John Giblin, Hommage au magicien de la fretless (1952-2023)

Publié le 26 février 2026 à 05:17

Aujourd'hui, 26 février 2026, la rédaction de GraveBasse prend le temps de se recueillir et d'honorer la mémoire d'un titan de notre instrument. S'il ne nous avait pas quittés le 14 mai 2023, emportant avec lui une part de la magie des studios britanniques, l'immense John Giblin aurait soufflé ses soixante-quatorze bougies. Musicien écossais d'une polyvalence rare, il fut l'un des bassistes de session les plus prolifiques et les plus respectés des quatre dernières décennies. Bien que son visage soit resté relativement méconnu du grand public, ses lignes de basse sont profondément gravées dans l'inconscient collectif, tissant la trame harmonique de chefs-d'œuvre de la pop, du rock, du jazz-fusion et de l'avant-garde.

Né en 1952 à Bellshill, dans le North Lanarkshire, John Giblin a très tôt développé une approche musicale où la sensibilité primait sur la simple démonstration de force.

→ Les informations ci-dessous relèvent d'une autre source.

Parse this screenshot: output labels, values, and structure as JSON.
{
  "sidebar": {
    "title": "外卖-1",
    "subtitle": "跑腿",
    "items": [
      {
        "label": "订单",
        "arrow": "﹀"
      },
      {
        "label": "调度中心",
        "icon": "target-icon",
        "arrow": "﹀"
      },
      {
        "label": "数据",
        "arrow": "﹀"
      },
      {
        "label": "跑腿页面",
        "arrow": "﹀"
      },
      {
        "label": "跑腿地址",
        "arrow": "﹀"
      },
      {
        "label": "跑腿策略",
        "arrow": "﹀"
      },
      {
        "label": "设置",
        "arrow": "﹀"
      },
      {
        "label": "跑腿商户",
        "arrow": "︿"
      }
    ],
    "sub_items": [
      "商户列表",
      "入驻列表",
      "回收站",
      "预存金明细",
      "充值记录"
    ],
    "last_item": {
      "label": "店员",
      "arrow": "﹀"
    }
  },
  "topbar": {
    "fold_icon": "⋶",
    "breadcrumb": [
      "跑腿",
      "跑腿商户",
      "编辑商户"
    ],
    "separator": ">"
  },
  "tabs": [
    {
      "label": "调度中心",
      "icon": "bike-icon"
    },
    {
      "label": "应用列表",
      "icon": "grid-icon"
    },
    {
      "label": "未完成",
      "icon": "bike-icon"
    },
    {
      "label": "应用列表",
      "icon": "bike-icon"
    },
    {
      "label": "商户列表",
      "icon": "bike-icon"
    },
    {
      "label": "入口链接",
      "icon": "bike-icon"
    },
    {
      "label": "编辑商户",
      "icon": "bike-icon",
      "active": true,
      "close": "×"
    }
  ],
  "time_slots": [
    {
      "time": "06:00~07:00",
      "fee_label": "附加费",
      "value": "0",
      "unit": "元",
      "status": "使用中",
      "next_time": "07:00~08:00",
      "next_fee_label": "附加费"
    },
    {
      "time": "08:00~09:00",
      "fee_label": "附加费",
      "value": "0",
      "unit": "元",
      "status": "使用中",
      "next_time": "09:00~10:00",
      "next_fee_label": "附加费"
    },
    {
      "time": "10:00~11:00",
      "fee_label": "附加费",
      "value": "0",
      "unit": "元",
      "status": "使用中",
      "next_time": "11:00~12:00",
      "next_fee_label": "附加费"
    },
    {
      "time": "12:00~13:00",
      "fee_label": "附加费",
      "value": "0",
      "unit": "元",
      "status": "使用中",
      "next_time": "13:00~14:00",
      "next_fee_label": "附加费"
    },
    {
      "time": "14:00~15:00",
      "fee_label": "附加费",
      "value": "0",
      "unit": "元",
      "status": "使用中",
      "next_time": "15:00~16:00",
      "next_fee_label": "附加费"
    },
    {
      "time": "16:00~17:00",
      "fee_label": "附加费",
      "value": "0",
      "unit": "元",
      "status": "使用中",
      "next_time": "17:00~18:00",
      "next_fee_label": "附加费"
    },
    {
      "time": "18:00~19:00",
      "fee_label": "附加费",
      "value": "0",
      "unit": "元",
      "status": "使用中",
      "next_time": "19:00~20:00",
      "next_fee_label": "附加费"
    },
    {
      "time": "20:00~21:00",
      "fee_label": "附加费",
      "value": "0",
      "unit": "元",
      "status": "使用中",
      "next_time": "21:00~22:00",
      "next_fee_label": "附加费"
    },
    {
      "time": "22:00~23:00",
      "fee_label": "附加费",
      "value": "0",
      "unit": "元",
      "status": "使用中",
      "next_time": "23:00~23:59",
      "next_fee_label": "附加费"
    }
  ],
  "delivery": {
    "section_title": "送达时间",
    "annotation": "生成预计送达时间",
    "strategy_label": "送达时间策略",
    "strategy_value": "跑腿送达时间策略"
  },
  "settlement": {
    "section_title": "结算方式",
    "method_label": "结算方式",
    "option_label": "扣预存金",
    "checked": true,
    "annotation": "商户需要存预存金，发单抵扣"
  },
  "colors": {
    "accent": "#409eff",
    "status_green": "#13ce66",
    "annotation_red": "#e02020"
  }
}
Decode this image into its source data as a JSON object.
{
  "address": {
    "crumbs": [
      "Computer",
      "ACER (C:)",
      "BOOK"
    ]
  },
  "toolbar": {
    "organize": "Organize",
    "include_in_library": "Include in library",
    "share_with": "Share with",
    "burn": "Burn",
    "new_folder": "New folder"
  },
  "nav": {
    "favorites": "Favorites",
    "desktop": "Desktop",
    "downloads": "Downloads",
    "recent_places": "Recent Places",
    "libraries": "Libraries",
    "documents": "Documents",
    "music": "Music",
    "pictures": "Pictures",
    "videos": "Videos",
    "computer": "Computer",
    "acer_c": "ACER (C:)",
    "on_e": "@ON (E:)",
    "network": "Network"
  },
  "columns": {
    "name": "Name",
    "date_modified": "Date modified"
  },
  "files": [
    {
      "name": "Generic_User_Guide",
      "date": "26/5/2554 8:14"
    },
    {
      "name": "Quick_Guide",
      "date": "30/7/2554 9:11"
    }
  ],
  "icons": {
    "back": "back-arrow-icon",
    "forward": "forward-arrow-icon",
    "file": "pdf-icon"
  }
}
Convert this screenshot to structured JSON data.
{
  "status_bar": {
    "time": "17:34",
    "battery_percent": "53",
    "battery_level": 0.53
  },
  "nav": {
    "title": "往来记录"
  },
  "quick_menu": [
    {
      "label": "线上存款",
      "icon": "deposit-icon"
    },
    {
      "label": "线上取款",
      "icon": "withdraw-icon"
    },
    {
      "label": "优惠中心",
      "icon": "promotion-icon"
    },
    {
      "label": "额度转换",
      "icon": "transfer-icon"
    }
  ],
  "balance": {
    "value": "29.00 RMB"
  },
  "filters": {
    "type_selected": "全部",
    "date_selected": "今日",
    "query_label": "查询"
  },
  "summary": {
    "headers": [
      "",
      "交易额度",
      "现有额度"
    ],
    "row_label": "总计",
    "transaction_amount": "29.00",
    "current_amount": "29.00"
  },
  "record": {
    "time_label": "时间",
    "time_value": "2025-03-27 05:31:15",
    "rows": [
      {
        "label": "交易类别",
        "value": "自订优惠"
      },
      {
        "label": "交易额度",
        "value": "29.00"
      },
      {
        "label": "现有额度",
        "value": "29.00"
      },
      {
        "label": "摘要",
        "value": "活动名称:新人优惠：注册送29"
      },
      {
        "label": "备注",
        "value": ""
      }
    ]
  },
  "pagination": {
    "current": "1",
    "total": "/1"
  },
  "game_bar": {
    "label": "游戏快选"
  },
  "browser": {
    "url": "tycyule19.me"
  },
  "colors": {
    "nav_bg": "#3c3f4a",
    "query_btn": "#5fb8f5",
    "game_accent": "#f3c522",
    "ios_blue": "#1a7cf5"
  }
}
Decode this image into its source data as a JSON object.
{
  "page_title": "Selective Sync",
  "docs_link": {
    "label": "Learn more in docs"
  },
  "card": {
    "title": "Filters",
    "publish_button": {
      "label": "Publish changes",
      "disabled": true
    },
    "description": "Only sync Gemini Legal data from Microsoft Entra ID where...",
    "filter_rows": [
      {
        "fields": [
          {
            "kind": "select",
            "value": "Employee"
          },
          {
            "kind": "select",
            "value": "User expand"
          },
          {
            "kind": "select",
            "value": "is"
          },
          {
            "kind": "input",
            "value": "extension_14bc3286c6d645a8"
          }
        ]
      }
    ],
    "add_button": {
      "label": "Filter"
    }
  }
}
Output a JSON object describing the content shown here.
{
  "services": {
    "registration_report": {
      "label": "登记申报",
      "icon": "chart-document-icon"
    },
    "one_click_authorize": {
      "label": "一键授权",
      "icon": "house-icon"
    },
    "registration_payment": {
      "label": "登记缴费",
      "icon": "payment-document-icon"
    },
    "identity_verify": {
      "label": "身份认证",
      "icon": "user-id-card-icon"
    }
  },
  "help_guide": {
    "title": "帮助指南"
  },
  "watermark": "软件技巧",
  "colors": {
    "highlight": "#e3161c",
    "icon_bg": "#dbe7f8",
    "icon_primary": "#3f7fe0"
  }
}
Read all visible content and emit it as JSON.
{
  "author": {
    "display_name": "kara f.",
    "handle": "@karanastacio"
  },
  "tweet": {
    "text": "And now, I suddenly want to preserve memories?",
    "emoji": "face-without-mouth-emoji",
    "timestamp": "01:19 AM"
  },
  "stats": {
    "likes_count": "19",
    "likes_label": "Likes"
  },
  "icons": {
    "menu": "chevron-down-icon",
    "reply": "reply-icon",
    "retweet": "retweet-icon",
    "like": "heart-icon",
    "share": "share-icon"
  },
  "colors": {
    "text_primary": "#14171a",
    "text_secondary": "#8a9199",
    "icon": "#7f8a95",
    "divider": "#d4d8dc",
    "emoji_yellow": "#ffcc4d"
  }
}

Son entrée remarquée dans la cour des grands s'est faite par la grande porte du jazz-fusion à la fin des années soixante-dix, lorsqu'il a intégré les rangs du groupe Brand X. Remplacer un bassiste dans une formation où la virtuosité est la norme absolue, le tout aux côtés d'un batteur du calibre de Phil Collins, exigeait une solidité technique à toute épreuve. Giblin y a prouvé sa capacité à naviguer dans des métriques complexes avec une fluidité déconcertante, posant les jalons d'une réputation d'excellence qui n'allait plus jamais le quitter.

C'est cependant dans le foisonnement créatif de la pop et de l'art-rock des années quatre-vingt que le génie de John Giblin s'est véritablement cristallisé, notamment grâce à son utilisation magistrale de la basse fretless. Entre ses mains, cet instrument réputé exigeant devenait une seconde voix humaine, capable de glissandos vertigineux, de mélancolie profonde et d'une élasticité rythmique incomparable. Sa collaboration avec Kate Bush demeure à cet égard l'une des pages les plus fascinantes de l'histoire de la basse moderne. Dès l'album "Never for Ever", et de manière éclatante sur des titres comme "Babooshka", Giblin a imposé un son chaud, lyrique et incroyablement expressif. Sa capacité à dialoguer avec les compositions si particulières de la chanteuse a fait de lui un collaborateur récurrent jusqu'à son ultime série de concerts, "Before the Dawn", en 2014.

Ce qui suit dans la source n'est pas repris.